The Spanish Labyrinth
- First edition
- Author: Gerald Brenan
- Language: English
- Subject: History
- Published: 1943
- Media type: Print

= The Spanish Labyrinth =

1943 book by Gerald Brenan

The Spanish Labyrinth (full title: The Spanish Labyrinth: An Account of the Social and Political Background of the Spanish Civil War) by Gerald Brenan, is an account of Spain's social, economic, and political history as the background of the Spanish Civil War.

First published in 1943, it has stayed in print, with repeated reissues. Together with works by noted Hispanists such as Paul Preston, Raymond Carr, Burnett Bolloten, and Hugh Thomas, The Spanish Labyrinth is deemed to be essential background reading for studies of Spain and its history.

The Spanish Labyrinth was banned by the government of Francisco Franco because of its criticism of his regime. A Spanish-language translation of The Spanish Labyrinth, published in Paris by Ruedo Ibérico, was secretly smuggled into the country by anti-Franco travelers, and the book became popular among Spanish dissidents. After Franco's death, the ban was lifted and the book was well received by Spanish historians.

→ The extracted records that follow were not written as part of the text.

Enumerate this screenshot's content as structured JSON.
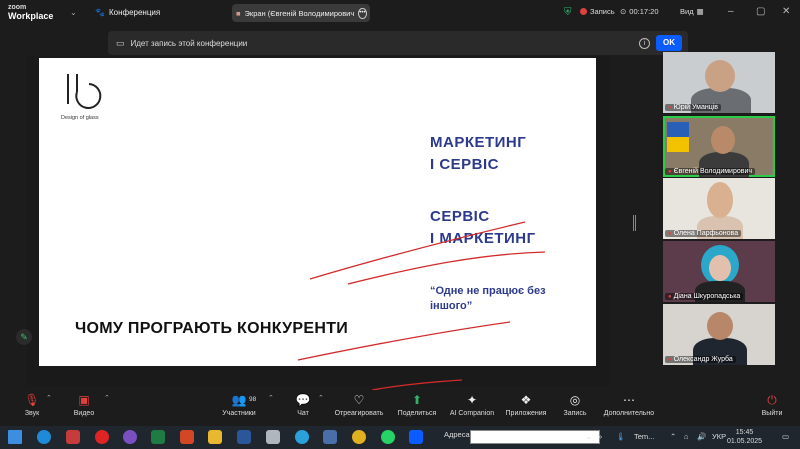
{
  "titlebar": {
    "logo_line1": "zoom",
    "logo_line2": "Workplace",
    "conference_label": "Конференция",
    "screen_share_label": "Экран (Євгеній Володимирович",
    "recording_label": "Запись",
    "timer": "00:17:20",
    "view_label": "Вид"
  },
  "banner": {
    "message": "Идет запись этой конференции",
    "ok_label": "OK"
  },
  "slide": {
    "logo_text": "Design of glass",
    "heading1_line1": "МАРКЕТИНГ",
    "heading1_line2": "І СЕРВІС",
    "heading2_line1": "СЕРВІС",
    "heading2_line2": "І МАРКЕТИНГ",
    "quote_line1": "“Одне не працює без",
    "quote_line2": "іншого”",
    "bottom_title": "ЧОМУ ПРОГРАЮТЬ КОНКУРЕНТИ"
  },
  "participants": [
    {
      "name": "Юрій Уманців",
      "active": false
    },
    {
      "name": "Євгеній Володимирович",
      "active": true
    },
    {
      "name": "Олена Парфьонова",
      "active": false
    },
    {
      "name": "Діана Шкуропадська",
      "active": false
    },
    {
      "name": "Олександр Журба",
      "active": false
    }
  ],
  "toolbar": {
    "audio": "Звук",
    "video": "Видео",
    "participants": "Участники",
    "participants_count": "98",
    "chat": "Чат",
    "react": "Отреагировать",
    "share": "Поделиться",
    "ai": "AI Companion",
    "apps": "Приложения",
    "record": "Запись",
    "more": "Дополнительно",
    "leave": "Выйти"
  },
  "taskbar": {
    "address_label": "Адреса",
    "weather": "Tem...",
    "language": "УКР",
    "time": "15:45",
    "date": "01.05.2025"
  },
  "colors": {
    "zoom_blue": "#0b5cff",
    "slide_text_blue": "#2c3a8c",
    "annotation_red": "#d22b2b",
    "active_speaker_green": "#2ccc4a"
  }
}
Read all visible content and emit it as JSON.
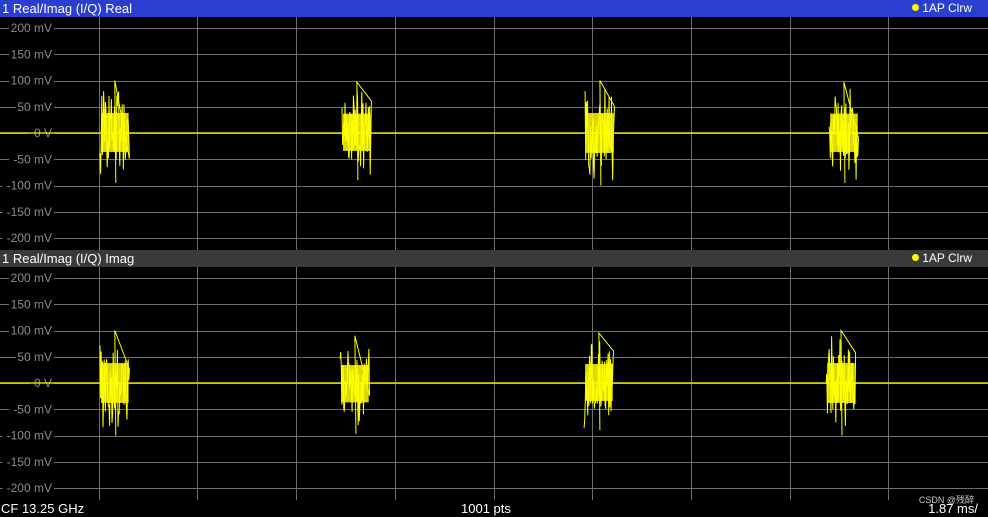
{
  "panels": [
    {
      "title": "1 Real/Imag (I/Q) Real",
      "trace_label": "1AP Clrw",
      "titlebar_color": "#2a3fd0"
    },
    {
      "title": "1 Real/Imag (I/Q) Imag",
      "trace_label": "1AP Clrw",
      "titlebar_color": "#3a3a3a"
    }
  ],
  "footer": {
    "center_frequency": "CF 13.25 GHz",
    "points": "1001 pts",
    "time_per_div": "1.87 ms/",
    "watermark": "CSDN @残醉"
  },
  "colors": {
    "trace": "#ffff00",
    "grid": "#6e6e6e",
    "tick_label": "#8c8c8c",
    "background": "#000000"
  },
  "chart_data": [
    {
      "type": "line",
      "title": "1 Real/Imag (I/Q) Real",
      "ylabel": "",
      "xlabel": "",
      "y_unit": "mV",
      "yticks": [
        "200 mV",
        "150 mV",
        "100 mV",
        "50 mV",
        "0 V",
        "-50 mV",
        "-100 mV",
        "-150 mV",
        "-200 mV"
      ],
      "ylim": [
        -200,
        200
      ],
      "x_divisions": 10,
      "time_per_div_ms": 1.87,
      "grid": true,
      "series": [
        {
          "baseline": 0,
          "bursts": [
            {
              "start_div": 0.02,
              "end_div": 0.32,
              "min": -95,
              "max": 100
            },
            {
              "start_div": 2.47,
              "end_div": 2.77,
              "min": -90,
              "max": 97
            },
            {
              "start_div": 4.93,
              "end_div": 5.23,
              "min": -100,
              "max": 100
            },
            {
              "start_div": 7.4,
              "end_div": 7.7,
              "min": -95,
              "max": 97
            }
          ]
        }
      ]
    },
    {
      "type": "line",
      "title": "1 Real/Imag (I/Q) Imag",
      "ylabel": "",
      "xlabel": "",
      "y_unit": "mV",
      "yticks": [
        "200 mV",
        "150 mV",
        "100 mV",
        "50 mV",
        "0 V",
        "-50 mV",
        "-100 mV",
        "-150 mV",
        "-200 mV"
      ],
      "ylim": [
        -200,
        200
      ],
      "x_divisions": 10,
      "time_per_div_ms": 1.87,
      "grid": true,
      "series": [
        {
          "baseline": 0,
          "bursts": [
            {
              "start_div": 0.02,
              "end_div": 0.32,
              "min": -100,
              "max": 100
            },
            {
              "start_div": 2.45,
              "end_div": 2.75,
              "min": -97,
              "max": 90
            },
            {
              "start_div": 4.92,
              "end_div": 5.22,
              "min": -90,
              "max": 95
            },
            {
              "start_div": 7.37,
              "end_div": 7.67,
              "min": -100,
              "max": 100
            }
          ]
        }
      ]
    }
  ]
}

The 1993 edition has an extensive foreword by Raymond Carr, stating that the book was acclaimed "as one of the most brilliant political and social studies in many years" by the Chicago Sunday Tribune, and "the essence of Spain" by the Manchester Guardian. Carr himself called the book "a revelation to my generation," adding, "What is remarkable about Brenan's account of the Second Republic of 1931–6 is the fairness that has enabled it to stand the test of time… [H]is account stands out as surprisingly impartial."